Neneh Cherry kann besser singen und rappen als Rob Birch. In Gesangszeilen setzt sie Doppelpunkte, um dann im Rap Klartext zu reden, oder sie faßt umgekehrt in einer Gesangszeile zusammen, was sie im Rap auseinandergesetzt hat. Sie kann andante rappen, langsamer als De La Soul und prestissimo, und sie kann mit sich im Chor singen wie Prince oder Michael Jackson, inklusive virtuoser kleiner Gimmicks – und braucht schon deshalb keine Backgroundsänger. Eigentlich kann sie alles, sie beherrscht die Popmusik.

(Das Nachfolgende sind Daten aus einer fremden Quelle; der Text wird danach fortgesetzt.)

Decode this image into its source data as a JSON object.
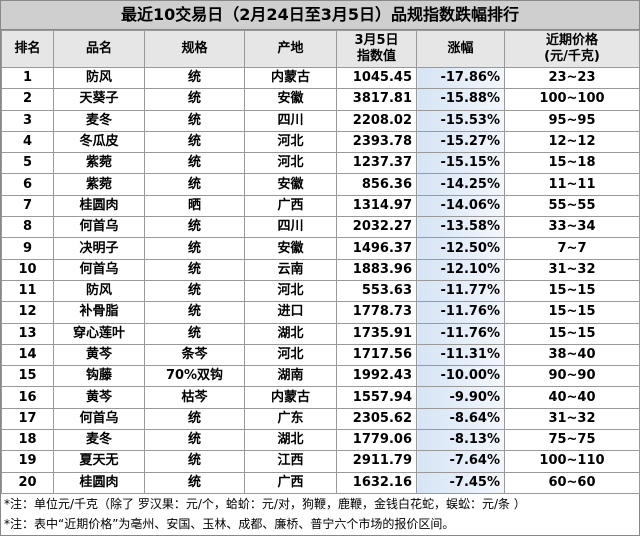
{
  "title": "最近10交易日（2月24日至3月5日）品规指数跌幅排行",
  "table": {
    "headers": [
      "排名",
      "品名",
      "规格",
      "产地",
      "3月5日\n指数值",
      "涨幅",
      "近期价格\n(元/千克)"
    ],
    "rows": [
      [
        "1",
        "防风",
        "统",
        "内蒙古",
        "1045.45",
        "-17.86%",
        "23~23"
      ],
      [
        "2",
        "天葵子",
        "统",
        "安徽",
        "3817.81",
        "-15.88%",
        "100~100"
      ],
      [
        "3",
        "麦冬",
        "统",
        "四川",
        "2208.02",
        "-15.53%",
        "95~95"
      ],
      [
        "4",
        "冬瓜皮",
        "统",
        "河北",
        "2393.78",
        "-15.27%",
        "12~12"
      ],
      [
        "5",
        "紫菀",
        "统",
        "河北",
        "1237.37",
        "-15.15%",
        "15~18"
      ],
      [
        "6",
        "紫菀",
        "统",
        "安徽",
        "856.36",
        "-14.25%",
        "11~11"
      ],
      [
        "7",
        "桂圆肉",
        "晒",
        "广西",
        "1314.97",
        "-14.06%",
        "55~55"
      ],
      [
        "8",
        "何首乌",
        "统",
        "四川",
        "2032.27",
        "-13.58%",
        "33~34"
      ],
      [
        "9",
        "决明子",
        "统",
        "安徽",
        "1496.37",
        "-12.50%",
        "7~7"
      ],
      [
        "10",
        "何首乌",
        "统",
        "云南",
        "1883.96",
        "-12.10%",
        "31~32"
      ],
      [
        "11",
        "防风",
        "统",
        "河北",
        "553.63",
        "-11.77%",
        "15~15"
      ],
      [
        "12",
        "补骨脂",
        "统",
        "进口",
        "1778.73",
        "-11.76%",
        "15~15"
      ],
      [
        "13",
        "穿心莲叶",
        "统",
        "湖北",
        "1735.91",
        "-11.76%",
        "15~15"
      ],
      [
        "14",
        "黄芩",
        "条芩",
        "河北",
        "1717.56",
        "-11.31%",
        "38~40"
      ],
      [
        "15",
        "钩藤",
        "70%双钩",
        "湖南",
        "1992.43",
        "-10.00%",
        "90~90"
      ],
      [
        "16",
        "黄芩",
        "枯芩",
        "内蒙古",
        "1557.94",
        "-9.90%",
        "40~40"
      ],
      [
        "17",
        "何首乌",
        "统",
        "广东",
        "2305.62",
        "-8.64%",
        "31~32"
      ],
      [
        "18",
        "麦冬",
        "统",
        "湖北",
        "1779.06",
        "-8.13%",
        "75~75"
      ],
      [
        "19",
        "夏天无",
        "统",
        "江西",
        "2911.79",
        "-7.64%",
        "100~110"
      ],
      [
        "20",
        "桂圆肉",
        "统",
        "广西",
        "1632.16",
        "-7.45%",
        "60~60"
      ]
    ]
  },
  "notes": [
    "*注：单位元/千克（除了 罗汉果：元/个，蛤蚧：元/对，狗鞭，鹿鞭，金钱白花蛇，蜈蚣：元/条 ）",
    "*注：表中“近期价格”为亳州、安国、玉林、成都、廉桥、普宁六个市场的报价区间。"
  ]
}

Nur hat sie sich leider entschlossen, kein Superstar werden zu wollen, obwohl es alle von ihr erwarteten. „Money talks but love is for real“, rechtfertigt sie sich stattdessen auf „Homebrew“. Sie zog sich nach Schweden zurück, ernährte sich und ihre Familie gesund und weckte in einem Heimstudio ihre neuen Lieder ein. Drei Jahre hat sie gebraucht, bis nach „Raw like Sushi“ diese neue Platte kam. Zwar zeigt sie auch hier alles, was sie kann, aber „Homebrew“ hat nicht die Ambition, ein großer Hit zu werden. Die Musik hat eher einen skizzenhaften, privaten, manchmal etwas handgestrickten Charakter. Kein Stück erreicht das einsame Niveau von „I've Got You under my Skin“, das sie für den Aids-Benefiz-Sampler „Red, Hot & Blue“ einspielte. Hauptsache, sie ist gesund.